Comments

Jsnkc wrote on 4/7/2003, 3:56 PM
IF you got the money to burn I would have to reccomend getting a Canopus Amber
MPEG-2 capture card. IT will run you about $1750-$2000 but it will give you great results!
Monkey wrote on 4/7/2003, 4:39 PM
I think this is the worst problem with DVDA. Don't get me wrong, I have been an advocate for SF products for several years and have done a lot of professional, nice paying jobs using their softwaere. But when it comes to DVDA being professional, 4 to 7 hours just doesn't cut it in the pro world. I hope and pray they are working on a way to speed of the process.
pb wrote on 4/7/2003, 10:05 PM
The el cheapo Dazzle Digital Video Creator works just fine, at least the PCI version does. We use three of them and have had no problems nor any complaints. Sometimes it is challenging to get the device to acknowledge a video signal but not very often. I went from an Optibase MPEG1 encoder to the dazzle that cost about 2.5% as much and truly see no difference in quality as viewed on good monitors. You can spend more but why?

Peter
ll600 wrote on 4/8/2003, 12:42 AM
Although I work mostly in DV for serious things, for certain TV shows I use a Pinnacle PCTV Deluxe, which has an on the fly MPEG2 encoder. It also has a built in TV tuner and comes with a remote control, all for $150 bucks! It's an external box that connects to your PC with a USB 2.0 connection (it can be used with USB 1, but doesn't produce the highest quality). It also has analog inputs (vhs and super-vhs).

I mostly use it to watch TV while I work, and it works great for this. It also has many of the TIVO features (like pause live tv and digital vcr). But to get back on topic, the quality of the MPEG translation is quite adequate for certain programs, especially considering the price - and no waiting for rendering.
RixWare wrote on 4/9/2003, 1:28 PM
Thanks for the suggestions!

pb, does the Dazzle card offer control over bitrate and CBR/VBR settings? Any other adjustable controls? And do you know if it will work with the SF Video Capture utility?

+
Kathy wrote on 7/10/2005, 1:27 PM
I have a pinnacle PCTV deluxe. Have you tried to capture using Vegas? Also, have you rendered a MPEG-2 from pinnacle using DVD architect. When I render a movie the audio is out of sync with the video. I am using the latest versions of Vegas and DVD3.

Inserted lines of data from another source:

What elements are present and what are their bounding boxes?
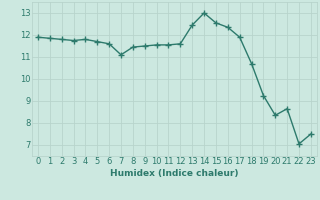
X-axis label: Humidex (Indice chaleur): Humidex (Indice chaleur) (110, 169, 239, 178)
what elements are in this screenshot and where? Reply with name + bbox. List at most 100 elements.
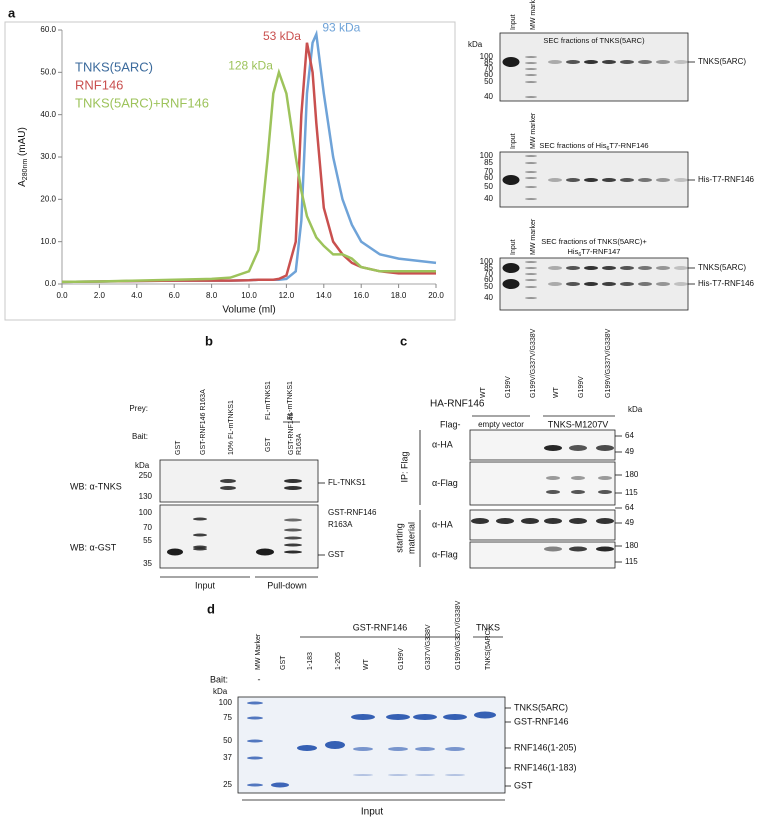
band xyxy=(502,263,520,273)
band xyxy=(525,171,537,173)
lane-label: Input xyxy=(510,239,517,255)
band xyxy=(638,282,652,286)
band xyxy=(674,60,688,64)
band xyxy=(548,266,562,270)
band xyxy=(602,178,616,182)
band xyxy=(525,186,537,188)
lane-label: GST-RNF146 R163A xyxy=(200,389,207,455)
label: R163A xyxy=(328,520,353,529)
band xyxy=(353,747,373,751)
band xyxy=(620,60,634,64)
lane-label: G199V/G337V/G338V xyxy=(530,328,537,398)
marker-label: 85 xyxy=(484,158,493,167)
x-tick-label: 2.0 xyxy=(94,291,106,300)
label: material xyxy=(406,522,416,554)
lane-label: WT xyxy=(480,386,487,398)
band xyxy=(247,783,263,787)
band xyxy=(325,741,345,749)
label: Input xyxy=(361,807,383,818)
label: kDa xyxy=(135,461,150,470)
band xyxy=(566,282,580,286)
band xyxy=(284,479,302,483)
legend-entry: TNKS(5ARC) xyxy=(75,59,153,74)
label-part: His xyxy=(568,247,579,256)
gel-caption: SEC fractions of TNKS(5ARC)+ xyxy=(541,237,647,246)
band xyxy=(284,536,302,540)
band xyxy=(569,445,587,451)
band xyxy=(596,518,614,524)
band xyxy=(656,178,670,182)
y-tick-label: 50.0 xyxy=(40,67,56,76)
band xyxy=(544,445,562,451)
label: kDa xyxy=(213,687,228,696)
x-tick-label: 10.0 xyxy=(241,291,257,300)
band xyxy=(193,547,207,551)
marker-label: 50 xyxy=(484,282,493,291)
y-tick-label: 10.0 xyxy=(40,237,56,246)
label: - xyxy=(258,674,261,684)
band xyxy=(525,74,537,76)
lane-label: WT xyxy=(553,386,560,398)
lane-label: MW marker xyxy=(530,0,537,30)
band xyxy=(247,716,263,720)
label: empty vector xyxy=(478,420,524,429)
band xyxy=(525,198,537,200)
band xyxy=(544,546,562,552)
band xyxy=(569,546,587,552)
label: FL-mTNKS1 xyxy=(265,381,272,420)
blot xyxy=(469,429,616,461)
marker-label: 180 xyxy=(625,470,639,479)
band xyxy=(584,178,598,182)
label: Pull-down xyxy=(267,580,307,590)
band xyxy=(584,60,598,64)
band xyxy=(351,714,375,720)
band xyxy=(569,518,587,524)
band xyxy=(674,282,688,286)
band xyxy=(620,266,634,270)
y-tick-label: 20.0 xyxy=(40,194,56,203)
marker-label: 85 xyxy=(484,58,493,67)
band xyxy=(284,550,302,554)
band xyxy=(247,739,263,743)
band xyxy=(413,714,437,720)
label-part: (mAU) xyxy=(17,127,28,159)
band xyxy=(546,490,560,494)
lane-label: G199V xyxy=(578,376,585,398)
blot xyxy=(159,504,319,569)
kda-label: kDa xyxy=(468,40,483,49)
label: R163A xyxy=(296,433,303,455)
band xyxy=(167,548,183,556)
label-part: 6 xyxy=(578,252,581,258)
band xyxy=(525,81,537,83)
band xyxy=(496,518,514,524)
marker-label: 100 xyxy=(480,52,494,61)
band xyxy=(445,774,465,776)
band xyxy=(474,711,496,719)
marker-label: 50 xyxy=(484,77,493,86)
band xyxy=(584,266,598,270)
band xyxy=(525,279,537,281)
label: GST xyxy=(328,550,345,559)
band xyxy=(284,543,302,547)
label: GST-RNF146 xyxy=(328,508,377,517)
blot xyxy=(469,541,616,569)
band xyxy=(502,279,520,289)
band xyxy=(596,546,614,552)
peak-label: 93 kDa xyxy=(322,20,360,34)
band xyxy=(638,60,652,64)
band xyxy=(415,747,435,751)
label: TNKS xyxy=(476,622,500,632)
marker-label: 60 xyxy=(484,275,493,284)
label: GST-RNF146 xyxy=(353,622,408,632)
label-part: T7-RNF147 xyxy=(581,247,620,256)
band xyxy=(220,486,236,490)
band xyxy=(571,490,585,494)
band xyxy=(620,282,634,286)
band xyxy=(284,528,302,532)
band xyxy=(502,175,520,185)
band xyxy=(525,297,537,299)
band xyxy=(256,548,274,556)
label: kDa xyxy=(628,405,643,414)
band xyxy=(525,267,537,269)
band xyxy=(284,486,302,490)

Thank you for any information you have with this product.

Kathy
AZEdit wrote on 7/10/2005, 1:55 PM
If you are looking for some nice hardware MPG encoders- look to Sonic Solutions...they have 3 flavors from SD-500, SD-1000 and the SD-2000. The main issue is price- it's gonna cost you plenty and in the thousands....
TheHappyFriar wrote on 7/10/2005, 2:26 PM
I've got an ATI AIW card. I captured from DVCPro to this via s-video &, honestly, I couldn't tell the difference between a 6mbs DVD & a DVCPro. Everything from fades to fast motion looks good.

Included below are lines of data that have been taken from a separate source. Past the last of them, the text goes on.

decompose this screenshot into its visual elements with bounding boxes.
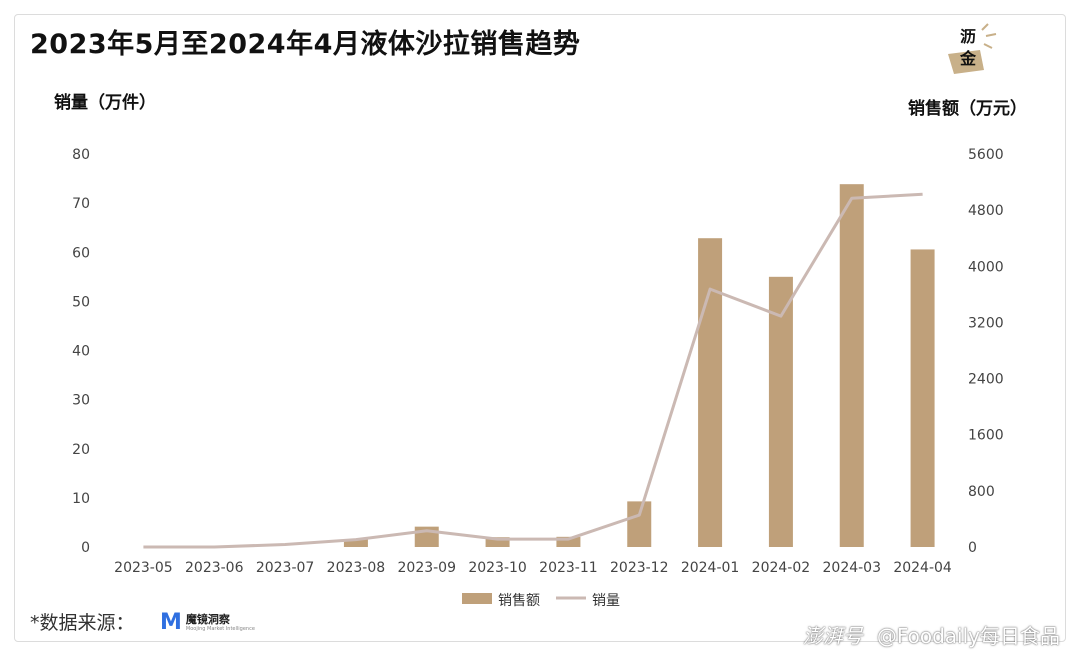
bar bbox=[698, 238, 723, 547]
sales-volume-line bbox=[143, 192, 923, 549]
logo-icon: 沥 金 bbox=[944, 20, 1000, 76]
x-tick-label: 2023-06 bbox=[185, 560, 244, 576]
x-tick-label: 2023-11 bbox=[539, 560, 598, 576]
brand-sub: Moojing Market Intelligence bbox=[185, 626, 255, 632]
left-tick-label: 60 bbox=[72, 245, 90, 261]
bar bbox=[627, 501, 652, 547]
x-tick-label: 2023-08 bbox=[327, 560, 386, 576]
chart-card bbox=[14, 14, 1066, 642]
brand-logo-icon: M bbox=[160, 610, 182, 635]
left-tick-label: 40 bbox=[72, 344, 90, 360]
right-tick-label: 1600 bbox=[968, 428, 1004, 444]
source-brand: M 魔镜洞察 Moojing Market Intelligence bbox=[160, 612, 255, 634]
brand-name: 魔镜洞察 bbox=[185, 613, 230, 626]
legend-line-label: 销量 bbox=[592, 593, 620, 609]
right-tick-label: 800 bbox=[968, 484, 995, 500]
left-axis-ticks: 0 10 20 30 40 50 60 70 80 bbox=[72, 147, 90, 556]
left-tick-label: 20 bbox=[72, 442, 90, 458]
right-tick-label: 2400 bbox=[968, 372, 1004, 388]
x-tick-label: 2024-01 bbox=[681, 560, 740, 576]
line-series bbox=[143, 192, 923, 549]
x-axis-ticks: 2023-05 2023-06 2023-07 2023-08 2023-09 2023-… bbox=[114, 560, 952, 576]
left-tick-label: 30 bbox=[72, 393, 90, 409]
bar bbox=[839, 184, 864, 547]
left-tick-label: 80 bbox=[72, 147, 90, 163]
bar-series bbox=[343, 184, 935, 547]
x-tick-label: 2024-02 bbox=[752, 560, 811, 576]
legend-bar-swatch bbox=[462, 593, 492, 604]
left-tick-label: 50 bbox=[72, 294, 90, 310]
bar bbox=[556, 536, 581, 547]
right-tick-label: 3200 bbox=[968, 315, 1004, 331]
watermark-right: @Foodaily每日食品 bbox=[876, 624, 1060, 648]
x-tick-label: 2023-05 bbox=[114, 560, 173, 576]
x-tick-label: 2024-03 bbox=[823, 560, 882, 576]
right-axis-ticks: 0 800 1600 2400 3200 4000 4800 5600 bbox=[968, 147, 1004, 556]
x-tick-label: 2024-04 bbox=[893, 560, 952, 576]
right-tick-label: 5600 bbox=[968, 147, 1004, 163]
left-tick-label: 70 bbox=[72, 196, 90, 212]
right-tick-label: 4800 bbox=[968, 203, 1004, 219]
left-tick-label: 0 bbox=[81, 540, 90, 556]
y-left-axis-title: 销量（万件） bbox=[54, 93, 156, 113]
x-tick-label: 2023-09 bbox=[398, 560, 457, 576]
logo-text-bottom: 金 bbox=[959, 49, 977, 68]
chart-title: 2023年5月至2024年4月液体沙拉销售趋势 bbox=[30, 29, 581, 60]
x-tick-label: 2023-10 bbox=[468, 560, 527, 576]
right-tick-label: 0 bbox=[968, 540, 977, 556]
bar bbox=[910, 249, 935, 547]
logo-text-top: 沥 bbox=[960, 27, 976, 46]
y-right-axis-title: 销售额（万元） bbox=[908, 99, 1027, 119]
source-label: *数据来源： bbox=[30, 612, 135, 634]
legend-bar-label: 销售额 bbox=[498, 593, 540, 609]
watermark: 澎湃号 @Foodaily每日食品 bbox=[803, 620, 1060, 649]
bar bbox=[768, 276, 793, 547]
bar bbox=[485, 537, 510, 547]
x-tick-label: 2023-12 bbox=[610, 560, 669, 576]
right-tick-label: 4000 bbox=[968, 259, 1004, 275]
left-tick-label: 10 bbox=[72, 491, 90, 507]
watermark-left: 澎湃号 bbox=[802, 624, 863, 648]
legend: 销售额 销量 bbox=[462, 593, 620, 609]
x-tick-label: 2023-07 bbox=[256, 560, 315, 576]
bar bbox=[343, 539, 368, 547]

It's a video card though, so if you have a good multi-monitor card then you'd want it i na seperate computer, which you may not want to do. I've got the AIW 9600 & it supports duel monitors.

You can adjust the bitrate, motion compensation, frame size, frame rate, etc. Pretty much evreything you can change when encoding in Vegas. You need to use the ATI capture program though, but it's not hard. It's got a timed mode so you can capture certain lengths.

One problem though (not with the card). When you put mpeg's into DVDA you can't trim them. You can tell it not to display certain portions, but it won't trim the actual file. So, if you captured 3 hours worth but only wanted to put 1 hour on the DVD, ony 1 hour will show up but all 3 hours will be burned. You'll need something like TMPGeng to get around this.
farss wrote on 7/10/2005, 4:12 PM
ADS have a mpeg-2 encoder box that has firewire in. I'm told you can PTT out of Vegas to it and capture back in in RT or something like that.
Still very good mpeg-2 encoding does take time and heaps of calcs. I guess it's a question of how important qulaity is to you. If you've got bitrate to burn probably not an issue but if you want Hollywood quality at 4 Mb/sec be prepared to spend big and be very patient
Xander wrote on 7/10/2005, 6:40 PM
I agree. Render times are a pain in the butt. A lot of playback software uses the video card to accelerate decoding - providing it is a good one. Would be nice if it could be used for encoding as well - just a thought.